From a neurological standpoint there’s a battle going on. It’s not the survival of the fittest that Darwin discussed. It’s the survival of the busiest. That is to say that the neurons that are the busiest are the ones that are the most connected to the rest of the brain and the rest of life. Instead of being off in a lonely place with few roads, the neurons that you fire tend to wire. That is they build pathways between themselves and other neurons and make it easier to get back to them in the future.

What this means on the journey of developing happiness for yourself is that if you want to be happy you should make a point of encouraging happy thoughts. Some may say that they don’t have happy thoughts but that’s not true. We all have happy thoughts and sad thoughts. We can all focus on, enhance, and amplify the time we spend thinking about happy thoughts and in so doing create a long term bias towards them.

Consider the idea of addition and subtraction. For most of us we’ve overlearned our addition and subtraction tables. (See Efficiency in Learning for more about overlearning.) Because we overlearned them we rarely think about them when we’re doing a task that requires basic addition and subtraction. They’ve become so wired into the rest of our brain that they’re automatic. (See Thinking Fast and Slow for more about System 1 – the automatic system.) We can learn happiness the same way so that it’s automatic and doesn’t require a thought. However, just as learning our addition and subtraction tables took effort at first to get it ingrained in us, so too must we focus on learning to soak in happiness until it becomes automatic.

Leaning a Ladder against Happiness

There’s not a direct line between our circumstances and how we feel. In truth, there’s a ladder. Chris Argyris created a metaphorical ladder of how we take the information through our senses and create meaning – and judgement from it. (I discussed this in my review of Choice Theory as well.) While most folks want to blame their circumstances for their level of happiness I can tell you that in my own experience and in the research I’ve read from Stumbling on Happiness to The Happiness Hypothesis and beyond, people in the same circumstances see things differently. They focus their attention on additional data – they apply meaning to the data they have – build assumptions – and so on.

I can tell you that I’ve seen people transform their attitude through recovery/care programs. From the time where they’re unhappy to the time when they are happy their objective circumstances haven’t changed. Their finances may be out of control, there may still be impending doom in their marriage but their attitude changes and they become happier because of how they choose to view things—not because things have changed.

The point here is that it’s not your circumstances that controls your happiness – it’s how you choose to see your circumstances.

Desire to Be Happy

So the key to being happy is to truly desire to be happy.
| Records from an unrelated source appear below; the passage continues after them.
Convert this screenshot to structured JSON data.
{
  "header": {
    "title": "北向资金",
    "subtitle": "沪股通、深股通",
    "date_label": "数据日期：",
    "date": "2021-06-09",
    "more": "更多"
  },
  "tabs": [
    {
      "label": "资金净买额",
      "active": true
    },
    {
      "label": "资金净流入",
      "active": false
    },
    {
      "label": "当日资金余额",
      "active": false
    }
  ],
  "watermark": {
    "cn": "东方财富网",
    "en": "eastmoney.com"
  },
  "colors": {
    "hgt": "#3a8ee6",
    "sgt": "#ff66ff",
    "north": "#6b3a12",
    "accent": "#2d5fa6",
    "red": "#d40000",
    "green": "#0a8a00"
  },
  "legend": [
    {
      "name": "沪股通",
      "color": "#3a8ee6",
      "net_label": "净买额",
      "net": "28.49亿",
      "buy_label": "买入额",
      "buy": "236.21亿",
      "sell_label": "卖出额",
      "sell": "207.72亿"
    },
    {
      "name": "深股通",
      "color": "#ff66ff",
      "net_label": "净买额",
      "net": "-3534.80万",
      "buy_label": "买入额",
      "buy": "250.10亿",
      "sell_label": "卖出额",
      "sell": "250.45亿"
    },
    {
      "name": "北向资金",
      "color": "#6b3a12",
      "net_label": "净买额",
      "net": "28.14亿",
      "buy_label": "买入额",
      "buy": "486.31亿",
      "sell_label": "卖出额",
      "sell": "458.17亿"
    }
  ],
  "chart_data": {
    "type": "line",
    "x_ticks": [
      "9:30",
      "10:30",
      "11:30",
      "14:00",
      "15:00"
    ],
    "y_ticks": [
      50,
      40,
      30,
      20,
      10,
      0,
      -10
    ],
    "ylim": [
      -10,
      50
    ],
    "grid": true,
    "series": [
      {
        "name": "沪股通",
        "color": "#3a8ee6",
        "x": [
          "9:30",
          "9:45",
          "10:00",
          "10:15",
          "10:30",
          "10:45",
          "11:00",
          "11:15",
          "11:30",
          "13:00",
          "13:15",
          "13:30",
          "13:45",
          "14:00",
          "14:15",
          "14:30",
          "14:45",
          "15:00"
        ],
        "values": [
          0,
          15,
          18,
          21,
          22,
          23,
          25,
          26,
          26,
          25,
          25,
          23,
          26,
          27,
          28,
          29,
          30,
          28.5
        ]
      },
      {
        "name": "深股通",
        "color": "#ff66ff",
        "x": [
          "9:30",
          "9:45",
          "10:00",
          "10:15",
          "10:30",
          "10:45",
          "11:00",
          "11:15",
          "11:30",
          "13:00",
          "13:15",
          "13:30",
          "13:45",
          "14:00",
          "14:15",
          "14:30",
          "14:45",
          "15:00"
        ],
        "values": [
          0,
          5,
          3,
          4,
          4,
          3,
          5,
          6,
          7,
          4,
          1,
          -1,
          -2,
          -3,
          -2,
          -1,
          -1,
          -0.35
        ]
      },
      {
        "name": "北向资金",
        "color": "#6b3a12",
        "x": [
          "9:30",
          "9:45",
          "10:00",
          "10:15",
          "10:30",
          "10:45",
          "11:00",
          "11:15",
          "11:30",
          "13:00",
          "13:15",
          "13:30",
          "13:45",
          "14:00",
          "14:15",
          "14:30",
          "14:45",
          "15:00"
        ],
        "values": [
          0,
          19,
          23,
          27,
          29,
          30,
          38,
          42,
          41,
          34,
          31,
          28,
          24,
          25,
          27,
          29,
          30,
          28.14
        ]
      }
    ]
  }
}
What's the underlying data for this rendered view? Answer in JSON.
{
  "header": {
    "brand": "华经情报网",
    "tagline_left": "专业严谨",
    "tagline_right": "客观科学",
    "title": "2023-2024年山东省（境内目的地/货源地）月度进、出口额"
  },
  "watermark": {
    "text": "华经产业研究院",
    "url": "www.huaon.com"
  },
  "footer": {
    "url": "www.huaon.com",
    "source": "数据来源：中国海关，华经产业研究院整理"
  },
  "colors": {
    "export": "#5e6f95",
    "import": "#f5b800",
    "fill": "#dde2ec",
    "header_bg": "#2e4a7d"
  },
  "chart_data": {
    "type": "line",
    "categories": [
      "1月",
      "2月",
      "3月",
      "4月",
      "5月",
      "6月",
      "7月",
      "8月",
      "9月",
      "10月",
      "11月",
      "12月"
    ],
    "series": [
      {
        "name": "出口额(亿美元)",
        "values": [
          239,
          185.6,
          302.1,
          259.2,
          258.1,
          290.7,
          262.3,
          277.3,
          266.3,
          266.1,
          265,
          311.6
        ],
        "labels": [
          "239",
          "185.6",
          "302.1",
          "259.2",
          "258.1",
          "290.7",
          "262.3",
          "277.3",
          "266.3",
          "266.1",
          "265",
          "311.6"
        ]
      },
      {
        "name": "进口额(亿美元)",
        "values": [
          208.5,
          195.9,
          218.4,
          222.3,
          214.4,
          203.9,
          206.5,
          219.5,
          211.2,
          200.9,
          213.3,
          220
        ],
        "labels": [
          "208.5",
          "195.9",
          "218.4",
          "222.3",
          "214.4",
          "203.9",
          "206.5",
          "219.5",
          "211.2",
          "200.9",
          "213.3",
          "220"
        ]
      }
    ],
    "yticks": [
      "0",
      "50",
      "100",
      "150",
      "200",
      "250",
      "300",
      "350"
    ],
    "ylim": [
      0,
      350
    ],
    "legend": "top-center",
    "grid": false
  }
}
Some will say that they strongly desire to be happy – and yet their behaviors say something entirely different. In recovery programs they tell you to believe behavior – that is you’re only really ready to stop an addiction when you’re ready to change your behaviors. (I’m not speaking directly about the addiction. I’m speaking more about dangerous behaviors that lead to indulging in the behavior.) The first step in a 12 step recovery program is to admit you have a problem. It’s that admission – or in this case determination – that drives the rest of the process forward. It’s great that you’re interested in being happy – but are you committed to becoming more happy. Are you willing to invest time in life giving activities that make you happy – or are you too busy to make time?

Good enough for now (Not seeking perfect)
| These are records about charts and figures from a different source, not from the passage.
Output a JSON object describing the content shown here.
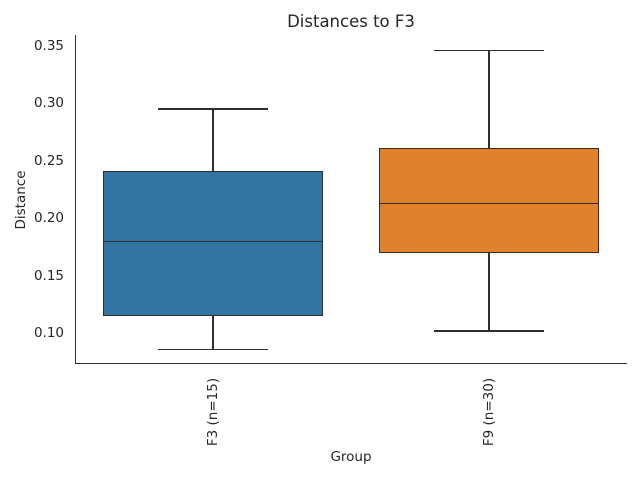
{
  "chart_data": {
    "type": "box",
    "title": "Distances to F3",
    "xlabel": "Group",
    "ylabel": "Distance",
    "ylim": [
      0.073,
      0.359
    ],
    "yticks": [
      "0.10",
      "0.15",
      "0.20",
      "0.25",
      "0.30",
      "0.35"
    ],
    "ytick_values": [
      0.1,
      0.15,
      0.2,
      0.25,
      0.3,
      0.35
    ],
    "categories": [
      "F3 (n=15)",
      "F9 (n=30)"
    ],
    "series": [
      {
        "name": "F3 (n=15)",
        "whisker_low": 0.086,
        "q1": 0.115,
        "median": 0.18,
        "q3": 0.241,
        "whisker_high": 0.295,
        "fill_color": "#3274a1"
      },
      {
        "name": "F9 (n=30)",
        "whisker_low": 0.102,
        "q1": 0.17,
        "median": 0.213,
        "q3": 0.261,
        "whisker_high": 0.346,
        "fill_color": "#e1812c"
      }
    ],
    "edge_color": "#2e2e2e",
    "text_color": "#262626",
    "background": "#ffffff",
    "grid": false,
    "legend": false
  }
}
One of the final factors that influences the ability to be happy is the desire towards perfectionism. Whether it’s perfectionism in ourselves or in the things that we do, perfectionism is hard work and a road filled with only disappointments. In the language of The Paradox of Choice we should seek to be satisficers – looking for good enough – rather than maximizers – looking only for the best. The trick is that there is no best. There is no perfect way. There’s only good enough for now. So go be happy enough for now – until you’re ready to be happier. The first step may be reading Hardwiring Happiness.